神様と仏様の繋がりは、長い時間をかけて先人が残してくれたもの。神仏分離とされたときから時間が経っても名残は消えることはなく、今も灯火として残っている繋がりがある。
そんなことを、感じることがございます。
四国は原初的な信仰が残る場所…と書きましたが、そういう場所を訪ねた時に思うのは、神様の側に仏様がいらっしゃることが私にとっては大切なのだなということ。
一言に神様と言っても、八百万の神様がいて、それだけの様々な働きがある。暮らしはそれで成り立っている。
時には、荒々しい神様もいらっしゃるといいます。
けれど、そこにどんな眼差しを向けるのか?は人間側が選択できること。
神様は、長く放置すると荒むのだそうです。
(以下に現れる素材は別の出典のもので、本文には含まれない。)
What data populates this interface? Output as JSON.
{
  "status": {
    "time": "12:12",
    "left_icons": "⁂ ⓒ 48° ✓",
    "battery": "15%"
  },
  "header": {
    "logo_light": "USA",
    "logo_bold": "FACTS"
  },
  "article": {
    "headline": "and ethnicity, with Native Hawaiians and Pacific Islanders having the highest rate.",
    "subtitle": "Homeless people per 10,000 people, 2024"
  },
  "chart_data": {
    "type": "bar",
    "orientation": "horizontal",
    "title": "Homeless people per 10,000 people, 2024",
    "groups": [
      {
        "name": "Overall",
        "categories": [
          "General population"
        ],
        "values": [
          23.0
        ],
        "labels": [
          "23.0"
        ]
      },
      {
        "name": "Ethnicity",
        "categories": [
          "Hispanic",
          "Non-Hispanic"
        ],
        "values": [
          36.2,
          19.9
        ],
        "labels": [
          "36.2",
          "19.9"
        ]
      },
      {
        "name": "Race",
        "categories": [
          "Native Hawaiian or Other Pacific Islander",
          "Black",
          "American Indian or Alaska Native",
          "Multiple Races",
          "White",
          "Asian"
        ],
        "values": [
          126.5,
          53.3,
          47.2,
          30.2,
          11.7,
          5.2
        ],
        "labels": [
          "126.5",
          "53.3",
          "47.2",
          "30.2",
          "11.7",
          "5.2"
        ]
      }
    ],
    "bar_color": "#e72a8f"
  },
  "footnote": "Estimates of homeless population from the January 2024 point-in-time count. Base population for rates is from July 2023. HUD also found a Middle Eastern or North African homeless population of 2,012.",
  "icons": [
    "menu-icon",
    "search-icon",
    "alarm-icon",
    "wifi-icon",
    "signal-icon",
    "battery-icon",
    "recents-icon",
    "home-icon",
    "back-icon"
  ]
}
また、人間側の荒れた心を受けると、傷つくような神様もいるのだと。
言葉では礼儀正しくしていても、心に偽りや憤りがあれば、それを受け取るのが神様なのかもしれないなと思うことがあります。
そんな眼差しを向けられるのが嫌なのは、人間も同じ(自戒と反省)
時々、その寺社独自の龍神様や巳様にお参りをすることがございます。○○大神・○○龍王など、名前がついていて、他の方からのお供えものも上がっている。
慕われているのが分かり、何となくこちらも、手を合わせるのに安心や信頼感がある。
そういう、どこか信頼感のある空気というのは、長くお参りを続けてきた人たちの眼差しが残した遺産のように思うのです。
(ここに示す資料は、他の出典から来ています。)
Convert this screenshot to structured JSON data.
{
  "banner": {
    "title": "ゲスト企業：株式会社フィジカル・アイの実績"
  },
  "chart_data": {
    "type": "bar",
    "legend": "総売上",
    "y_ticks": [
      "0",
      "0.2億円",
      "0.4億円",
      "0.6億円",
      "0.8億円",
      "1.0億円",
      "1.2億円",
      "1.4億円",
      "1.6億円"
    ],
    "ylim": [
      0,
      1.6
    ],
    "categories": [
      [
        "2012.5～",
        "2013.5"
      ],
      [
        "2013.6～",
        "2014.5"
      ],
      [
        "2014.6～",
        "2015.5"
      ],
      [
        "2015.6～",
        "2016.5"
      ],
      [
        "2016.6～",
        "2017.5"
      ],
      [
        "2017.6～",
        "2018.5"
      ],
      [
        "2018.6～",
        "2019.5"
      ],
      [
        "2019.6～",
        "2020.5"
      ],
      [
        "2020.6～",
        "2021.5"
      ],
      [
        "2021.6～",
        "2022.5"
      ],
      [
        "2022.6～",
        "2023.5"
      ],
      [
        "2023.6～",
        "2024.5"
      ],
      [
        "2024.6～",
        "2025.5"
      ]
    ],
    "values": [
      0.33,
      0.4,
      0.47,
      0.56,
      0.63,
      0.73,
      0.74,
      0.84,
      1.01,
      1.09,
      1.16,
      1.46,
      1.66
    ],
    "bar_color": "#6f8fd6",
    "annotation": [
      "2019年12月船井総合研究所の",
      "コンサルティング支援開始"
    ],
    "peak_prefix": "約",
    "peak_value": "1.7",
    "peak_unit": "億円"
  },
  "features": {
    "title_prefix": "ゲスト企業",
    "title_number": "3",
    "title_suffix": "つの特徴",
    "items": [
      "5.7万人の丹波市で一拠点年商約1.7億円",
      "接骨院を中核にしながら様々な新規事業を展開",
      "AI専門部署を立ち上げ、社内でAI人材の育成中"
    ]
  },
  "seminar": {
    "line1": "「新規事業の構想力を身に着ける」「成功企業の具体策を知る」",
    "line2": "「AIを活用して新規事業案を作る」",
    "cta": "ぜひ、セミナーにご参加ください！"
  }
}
形が残っても、その暖かな眼差しが残らないと意味がないような気がする。
その温かい眼差しを、仏様も神様に向けていたし、もしかしたら神様も仏様に向けていたんじゃないかな…というのは完全に妄想ですが。
ただ個人的に、お互いがお互いに向かい合った、相互の世界観に安心を感じます。その世界観を、まず自分自身の中に築いていくことが課題です。